Parę chwil później dostrzegłem w kącie tą samą dziewczynę, co w porze obiadowej. Jasna cera, ciemne włosy, różowawe wargi, w które chętnie bym się wtopił.
Nie ukrywam, podczas pobytu w tym miejscu, człowiek zaczyna odczuwać pewne potrzeby. To naturalna kolej rzeczy, a atrakcyjna osoba to rzadkość.
Podniosłem się z miejsca i wolnym krokiem ruszyłem w jej kierunku. 
Musiałem być ostrożny. Dzisiaj tu trafiła, to dla niej ciężki okres, potrzebuje spokoju i kogoś bliskiego. Mam zamiar się nią zająć.
- Cześć. - mruknąłem spoglądając na dziewczynę.
Jej odsłonięte dłonie były posiniaczone, a niektórych obszarach widniały rany cięte. Kaleczyła się. 
Co było aż tak straszne, żeby dopuścić się do samo okaleczania?
Nie odpowiedziała.
- Jestem Nathaniel. - przywitałem się, lub chociaż próbowałem...
Delikatnie podniosła głowę, a jej ciemne, falowane włosy zasłoniły całą twarz.
Zaryzykowałem i wyciągnąłem dłoń, aby odsłonić jej piękno, jednak szybko zostałem zatrzymany.
Poczułem ucisk na prawym nadgarstku, który z każdą chwilą był coraz mocniejszy, a bój wyczuwalny.
- Nigdy więcej tego nie rób. - syknęła puszczając mój nadgarstek, który natychmiast zabrałem próbując go rozmasować.

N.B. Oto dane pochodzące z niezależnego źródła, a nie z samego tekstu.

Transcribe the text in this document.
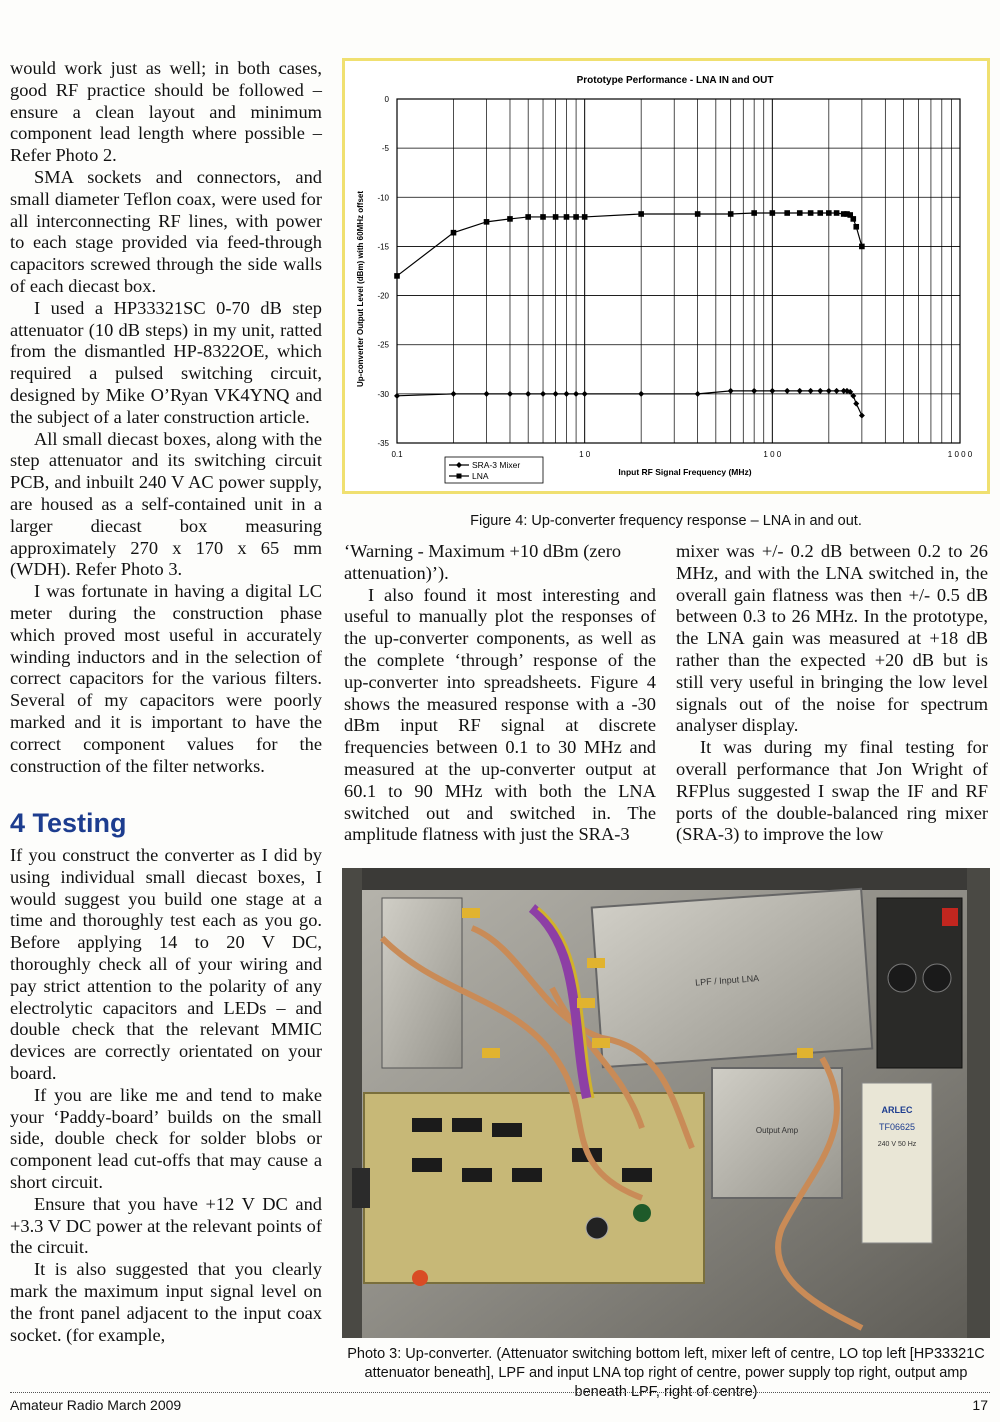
would work just as well; in both cases, good RF practice should be followed – ensure a clean layout and minimum component lead length where possible – Refer Photo 2.

SMA sockets and connectors, and small diameter Teflon coax, were used for all interconnecting RF lines, with power to each stage provided via feed-through capacitors screwed through the side walls of each diecast box.

I used a HP33321SC 0-70 dB step attenuator (10 dB steps) in my unit, ratted from the dismantled HP-8322OE, which required a pulsed switching circuit, designed by Mike O’Ryan VK4YNQ and the subject of a later construction article.

All small diecast boxes, along with the step attenuator and its switching circuit PCB, and inbuilt 240 V AC power supply, are housed as a self-contained unit in a larger diecast box measuring approximately 270 x 170 x 65 mm (WDH). Refer Photo 3.

I was fortunate in having a digital LC meter during the construction phase which proved most useful in accurately winding inductors and in the selection of correct capacitors for the various filters. Several of my capacitors were poorly marked and it is important to have the correct component values for the construction of the filter networks.

4 Testing

If you construct the converter as I did by using individual small diecast boxes, I would suggest you build one stage at a time and thoroughly test each as you go. Before applying 14 to 20 V DC, thoroughly check all of your wiring and pay strict attention to the polarity of any electrolytic capacitors and LEDs – and double check that the relevant MMIC devices are correctly orientated on your board.

If you are like me and tend to make your ‘Paddy-board’ builds on the small side, double check for solder blobs or component lead cut-offs that may cause a short circuit.

Ensure that you have +12 V DC and +3.3 V DC power at the relevant points of the circuit.

It is also suggested that you clearly mark the maximum input signal level on the front panel adjacent to the input coax socket. (for example,

0
-5
-10
-15
-20
-25
-30
-35
0.1	1 0	1 0 0	1 0 0 0
Prototype Performance - LNA IN and OUT
Input RF Signal Frequency (MHz)
Up-converter Output Level (dBm) with 60MHz offset
SRA-3 Mixer
LNA
Figure 4: Up-converter frequency response – LNA in and out.

‘Warning - Maximum +10 dBm (zero attenuation)’).

I also found it most interesting and useful to manually plot the responses of the up-converter components, as well as the complete ‘through’ response of the up-converter into spreadsheets. Figure 4 shows the measured response with a -30 dBm input RF signal at discrete frequencies between 0.1 to 30 MHz and measured at the up-converter output at 60.1 to 90 MHz with both the LNA switched out and switched in. The amplitude flatness with just the SRA-3

mixer was +/- 0.2 dB between 0.2 to 26 MHz, and with the LNA switched in, the overall gain flatness was then +/- 0.5 dB between 0.3 to 26 MHz. In the prototype, the LNA gain was measured at +18 dB rather than the expected +20 dB but is still very useful in bringing the low level signals out of the noise for spectrum analyser display.

It was during my final testing for overall performance that Jon Wright of RFPlus suggested I swap the IF and RF ports of the double-balanced ring mixer (SRA-3) to improve the low

LPF / Input LNA
Output Amp
ARLEC
TF06625
240 V 50 Hz
Photo 3: Up-converter. (Attenuator switching bottom left, mixer left of centre, LO top left [HP33321C attenuator beneath], LPF and input LNA top right of centre, power supply top right, output amp beneath LPF, right of centre)
Amateur Radio March 2009	17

Od razu, do mojej głowy powrócił obraz leżącej na ziemi Anielii, którą skatowałem na śmierć. Pierwszy raz poczułem ciężar na sercu, co zaczęło mnie niepokoić. Do tej pory wmawiałem sobie, że zrobiłem to dla niej, ale poprzez ból, tylko pogorszyłem sytuację.
Dziewczyna natychmiast wstała i skierowała się do jednego z pilnujących nas sanitariuszy szepcząc coś.
Mężczyzna pokiwał głową i po chwili wyszedł razem z nią.
Czas na sali dobiegał końca, więc wszyscy wyszliśmy kierując się do swoich pokoi. 
Będąc w nim, położyłem się na łóżku, czekając jak co dzień na psychologa.
- Nathaniel, widziałeś Kornelie? - do kwatery wbiegł spanikowany Zack, niecierpliwie czekając na odpowiedź.
Marszcząc czoło kiwnąłem przecząco, na co chłopak miał ochotę się rozpłakać.
- Zniknęła. - szeptał pod nosem.
- Stary, co jest? - podniosłem się do pozycji siedzącej, zadając pytanie.
- Dzisiaj mi powiedziała, że ma dość, że się poddaje. Terapia nie skutkuje, a ona nie ma już siły dłużej walczyć. - drżał przemierzając w kółko pokój.
Kilka sekund później rozległ się alarm. Mógł on oznaczać jedynie pożar lub samobójstwo.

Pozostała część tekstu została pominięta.